I’d thought I would have a plan by that time. I didn’t. At least not one that was rational. I had used subterfuge to gain access to the institution. However, I had reached a juncture where I had to make a choice between more of the same or trusting the potential for charity that secretly we pray is always at work in our fellow man.
I sat down next to Clementine. At that time in our history, it was unusual for a white person to sit next to a person of color. It was acceptable to stand next to one but not to sit. “You know that Mrs. Holland was in a Nazi death camp, don’t you, Miss Clementine?” I said.
“Yes, sir, I heard that.”
“There are people out yonder who love her and want to take care of her.”
“I can understand that.”
“There are also people who want to hurt her. That’s how she ended up here.”
“That’d be a pretty mean thing to do. Hard to imagine.”

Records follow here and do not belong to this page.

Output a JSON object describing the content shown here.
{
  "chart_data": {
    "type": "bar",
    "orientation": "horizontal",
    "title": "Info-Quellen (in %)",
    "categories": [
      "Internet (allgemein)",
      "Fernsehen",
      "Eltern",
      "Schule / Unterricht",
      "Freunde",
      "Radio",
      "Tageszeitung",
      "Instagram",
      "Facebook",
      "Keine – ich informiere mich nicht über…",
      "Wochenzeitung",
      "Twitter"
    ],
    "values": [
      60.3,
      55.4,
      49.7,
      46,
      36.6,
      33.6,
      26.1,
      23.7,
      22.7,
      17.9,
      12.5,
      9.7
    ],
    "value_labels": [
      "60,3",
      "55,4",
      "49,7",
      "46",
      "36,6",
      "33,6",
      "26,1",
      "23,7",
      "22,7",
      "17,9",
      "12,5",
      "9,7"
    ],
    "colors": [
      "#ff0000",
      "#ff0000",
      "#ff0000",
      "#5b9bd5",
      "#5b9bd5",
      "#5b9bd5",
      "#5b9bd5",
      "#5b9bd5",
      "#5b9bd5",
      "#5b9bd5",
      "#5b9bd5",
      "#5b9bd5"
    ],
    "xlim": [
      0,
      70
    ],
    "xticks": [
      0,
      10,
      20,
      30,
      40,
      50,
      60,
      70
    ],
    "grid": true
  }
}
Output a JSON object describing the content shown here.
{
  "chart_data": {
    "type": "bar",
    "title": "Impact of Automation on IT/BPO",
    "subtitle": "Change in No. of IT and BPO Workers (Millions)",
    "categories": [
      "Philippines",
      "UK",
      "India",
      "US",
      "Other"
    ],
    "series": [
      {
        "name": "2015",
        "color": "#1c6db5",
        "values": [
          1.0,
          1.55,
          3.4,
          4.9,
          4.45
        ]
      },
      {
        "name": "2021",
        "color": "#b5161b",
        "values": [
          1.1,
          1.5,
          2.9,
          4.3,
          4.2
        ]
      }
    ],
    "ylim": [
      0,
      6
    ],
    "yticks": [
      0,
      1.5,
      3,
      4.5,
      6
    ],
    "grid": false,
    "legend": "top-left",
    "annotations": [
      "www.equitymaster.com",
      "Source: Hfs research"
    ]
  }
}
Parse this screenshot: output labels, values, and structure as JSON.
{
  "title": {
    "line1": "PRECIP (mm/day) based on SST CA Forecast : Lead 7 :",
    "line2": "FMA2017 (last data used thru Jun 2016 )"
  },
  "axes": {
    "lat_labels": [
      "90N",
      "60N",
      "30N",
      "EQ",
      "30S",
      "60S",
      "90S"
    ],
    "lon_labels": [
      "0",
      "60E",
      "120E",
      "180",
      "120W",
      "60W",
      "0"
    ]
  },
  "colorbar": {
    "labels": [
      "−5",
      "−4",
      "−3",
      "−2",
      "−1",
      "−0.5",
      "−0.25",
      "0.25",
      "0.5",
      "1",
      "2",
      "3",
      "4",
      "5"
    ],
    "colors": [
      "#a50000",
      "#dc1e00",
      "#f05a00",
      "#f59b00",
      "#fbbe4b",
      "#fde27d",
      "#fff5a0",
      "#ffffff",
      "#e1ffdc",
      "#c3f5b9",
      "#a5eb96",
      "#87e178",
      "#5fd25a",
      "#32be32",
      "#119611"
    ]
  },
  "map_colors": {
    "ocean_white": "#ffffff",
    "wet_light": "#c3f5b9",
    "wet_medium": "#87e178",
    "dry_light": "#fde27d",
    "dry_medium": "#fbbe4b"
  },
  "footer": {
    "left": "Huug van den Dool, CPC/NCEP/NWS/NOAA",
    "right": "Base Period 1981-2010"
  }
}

“It happens, probably more often than people think.”
“What are you saying to me, sir?” she said, looking straight ahead.
“I’m not a sir. I gave up being a sir when I was discharged from the army.”
“Polite is polite. Bad manners are bad manners.”
“Are you a Baptist?” I asked.
“I have been a Baptist all my life.”
“I was baptized in the Guadalupe River when I was twelve years old. I think the preacher was drunk. He almost drowned me.”
“Better say what you need to say, Mr. Malory.”
“I’ve done many things wrong in my life, but as an adult, I’ve prided myself on never telling a lie except to avoid injuring someone. I’ve told quite a few lies in the last couple of days.”